Annemim “Girne” anıları bana bakar çoğu zaman. Nerede mi? Tabi ki göçte olduğum yirmi altı yıllık Ankara caddelerinden… Ne zaman boğulsam bu kentin yağmurunda, soğuğunda, karmaşaya kesmiş buzul yağmasında, annemin sözleri karşılar beni. Bazen bir ağaç yaprağında, bazen bir leylak çiçeğinin kokusunda, doğaya bakmayı sabah yürüyüşlerinde ve çocuk anılarında kaybolmayı, galiba en çok da, annemin “Girne anılarına” borçluyum. Onca yükü omuzlayan bu küçücük kadın, koskoca yüreğiyle büyüttü iki çocuğu… Çocuklar büyüdükçe çoğaldı yüreğindeki sevgi de: önce Umut’la ve sonrasında, bu küçücük ailenin en minik bireyiyle, Elif’le.
Çoğu zaman hatırlanan çocukluk anılarıdır. “Kimler kaldı ki eskilerden?!” sorusu ve bu sorunun altında gizli yaşamın tuhaflığına karşılık gelen bir “hayret” nidası saklanır annemin sözlerinde. Başınıza geldi mi, bilmiyorum; defalarca duyduğunuz aynı anıları her dinlediğinizde, sanki geçmiş bugüne ışınlanacak ve nerede kalmışsanız oradan devam edecekmişim gibi hissederim.
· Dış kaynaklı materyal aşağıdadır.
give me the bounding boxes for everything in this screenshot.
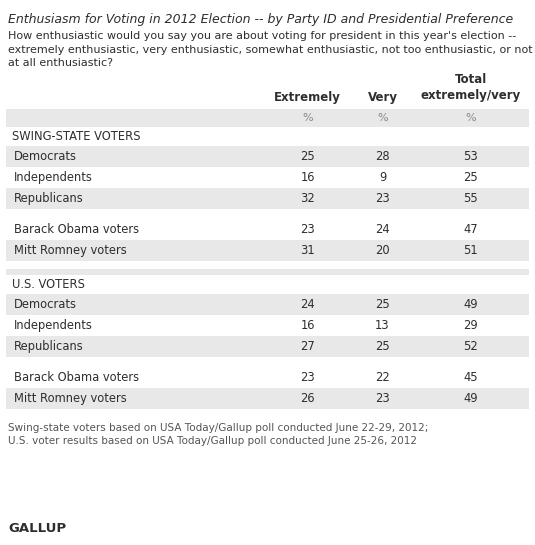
Text: Mitt Romney voters: Mitt Romney voters	[13, 244, 126, 257]
Text: 20: 20	[375, 244, 390, 257]
Bar	[6, 315, 529, 336]
Text: 24: 24	[300, 298, 315, 311]
Text: 13: 13	[375, 319, 390, 332]
Text: 45: 45	[463, 371, 478, 384]
Text: 23: 23	[300, 371, 315, 384]
Bar	[6, 240, 529, 261]
Text: 26: 26	[300, 392, 315, 405]
Text: U.S. voter results based on USA Today/Gallup poll conducted June 25-26, 2012: U.S. voter results based on USA Today/Ga…	[8, 436, 417, 446]
Text: Enthusiasm for Voting in 2012 Election -- by Party ID and Presidential Preferenc: Enthusiasm for Voting in 2012 Election -…	[8, 13, 513, 26]
Text: 53: 53	[463, 150, 478, 163]
Text: 32: 32	[300, 192, 315, 205]
Text: 25: 25	[463, 171, 478, 184]
Text: 22: 22	[375, 371, 390, 384]
Text: 16: 16	[300, 171, 315, 184]
Bar	[6, 109, 529, 127]
Text: Barack Obama voters: Barack Obama voters	[13, 223, 139, 236]
Text: Democrats: Democrats	[13, 150, 77, 163]
Bar	[6, 388, 529, 409]
Text: 49: 49	[463, 392, 478, 405]
Text: Democrats: Democrats	[13, 298, 77, 311]
Text: Total
extremely/very: Total extremely/very	[421, 73, 521, 102]
Text: How enthusiastic would you say you are about voting for president in this year's: How enthusiastic would you say you are a…	[8, 31, 533, 68]
Text: Very: Very	[368, 91, 398, 104]
Text: 16: 16	[300, 319, 315, 332]
Text: 25: 25	[300, 150, 315, 163]
Text: 47: 47	[463, 223, 478, 236]
Text: 25: 25	[375, 340, 390, 353]
Text: 24: 24	[375, 223, 390, 236]
Text: %: %	[465, 113, 476, 123]
Text: Barack Obama voters: Barack Obama voters	[13, 371, 139, 384]
Bar	[6, 209, 529, 219]
Text: 23: 23	[375, 392, 390, 405]
Text: GALLUP: GALLUP	[8, 522, 66, 535]
Text: 9: 9	[379, 171, 386, 184]
Text: Independents: Independents	[13, 319, 93, 332]
Text: 29: 29	[463, 319, 478, 332]
Text: SWING-STATE VOTERS: SWING-STATE VOTERS	[12, 130, 140, 143]
Text: Republicans: Republicans	[13, 340, 83, 353]
Text: Republicans: Republicans	[13, 192, 83, 205]
Bar	[6, 219, 529, 240]
Text: 23: 23	[375, 192, 390, 205]
Bar	[6, 294, 529, 315]
Bar	[6, 357, 529, 367]
Text: Extremely: Extremely	[274, 91, 341, 104]
Bar	[6, 167, 529, 188]
Text: 52: 52	[463, 340, 478, 353]
Bar	[6, 188, 529, 209]
Text: %: %	[302, 113, 313, 123]
Text: 28: 28	[375, 150, 390, 163]
Text: 55: 55	[463, 192, 478, 205]
Text: Mitt Romney voters: Mitt Romney voters	[13, 392, 126, 405]
Text: %: %	[377, 113, 388, 123]
Bar	[6, 336, 529, 357]
Bar	[6, 269, 529, 275]
Bar	[6, 146, 529, 167]
Bar	[6, 409, 529, 417]
Text: 49: 49	[463, 298, 478, 311]
Text: 27: 27	[300, 340, 315, 353]
Text: 51: 51	[463, 244, 478, 257]
Text: 23: 23	[300, 223, 315, 236]
Text: U.S. VOTERS: U.S. VOTERS	[12, 278, 85, 291]
Text: 31: 31	[300, 244, 315, 257]
Bar	[6, 367, 529, 388]
Text: Swing-state voters based on USA Today/Gallup poll conducted June 22-29, 2012;: Swing-state voters based on USA Today/Ga…	[8, 423, 429, 433]
Bar	[6, 275, 529, 294]
Bar	[6, 127, 529, 146]
Text: 25: 25	[375, 298, 390, 311]
Bar	[6, 261, 529, 269]
Text: Independents: Independents	[13, 171, 93, 184]
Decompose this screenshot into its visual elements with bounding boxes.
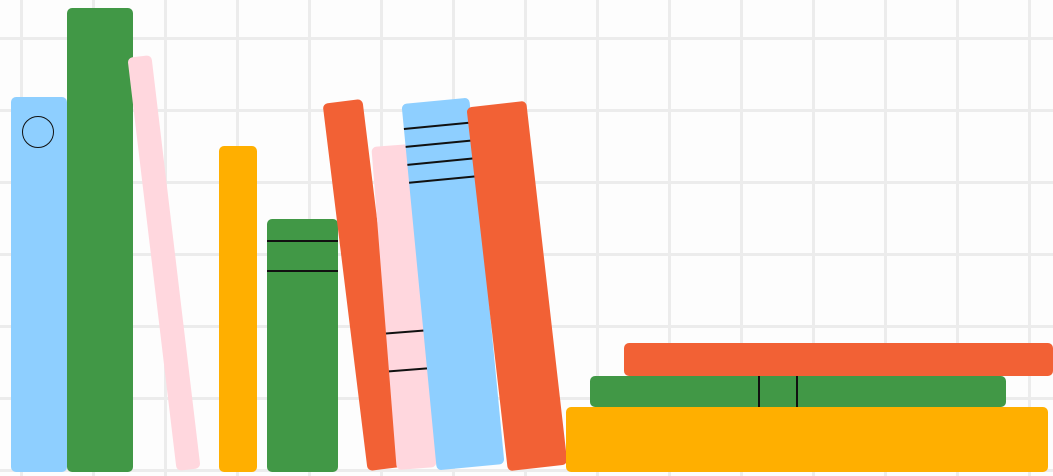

Sonra hislerle birlikte “hasret” denilen o küçük sözcük gelip, sizi en zayıf yerinizden vuruverir. Kumaş, dikiş makinesinin iğnesinin delip geçtiği bedeninden kurtularak, annemin parmaklarının arasına sığınır. Bana bakıyor annem. Yanına çağırır.
“Güçlü olacaksın, her zaman. Bırakmayacaksın mücadele etmeyi. Sebat edeceksin hayatta ki başarılı olasın.”
Annem ne zaman böyle sözler söyleyecek olsa, gözlerini gözlerimin içine dikerek konuşur. Gözlerinin içine bakarken uçsuz bucaksız çölle boğuşur aklıma düşen her bir görüntü, her bir anı, her bir geçmişle yüzleşen gölgeli yollardan çıkıp gelen kim varsa… Yaşamın karşısına çıkardığı sorunların çözümü, hep o dikiş makinesinin önünde, eli kumaşta, aklı düşüncelerindeki sorularda durur. Bana öyle geliyor ki iş önünde aktıkça, karnındaki konuşmalarında da sorularına cevaplar arar annem ve kararlılıkla kalkar makinenin önünden…
Ne zaman yağmur yağsa bu yaşadığım gri şehirde, Girne’deki evimizin mutfağı düşer aklıma. Çok düşündüm ve fakat gelin görün ki çözemedim bunun nedenini. Sabahın ilk ışıklarında kızarmış ekmek kokusuna uyandığımdan mıdır, yoksa mutfak kapısının açıldığı portakal ağaçlarıyla kaplı avlusundan mı? Yağmurun sesi getirir çocukluğumun evini ve annemin bizi büyütürken yaşadığı tüm görüntüleri… Tümünü bilmek olası mı? Görünenin bıraktıklarıyla avunduğumu söylemek isterim. Çünkü “vefakâr annemin” hislerini, görünür kılmak gibi, bir huyu olmadığını çok iyi biliyorum. Sorularını çoğu zaman göremezsiniz. Aklından geçenlere dokunamazsınız ve fakat annemin gözlerinde okursunuz bir yaşamın ara satırlarını…
Az önce de dedim ya “keşke”ye dayanır hayat. Keşke hasretlik olmasa? Çok uzun yıllar oldu elimde bir çiçekle sabaha uyanmayışımız. Ama bil ki annem, her anneler gününde kalbimdeki çiçekle, sesinle uyanırım güne. Güç verir sesin, yeni başlayan günüme…
Kalbimdeki çiçeksin annem. Anneler günün kutlu olsun!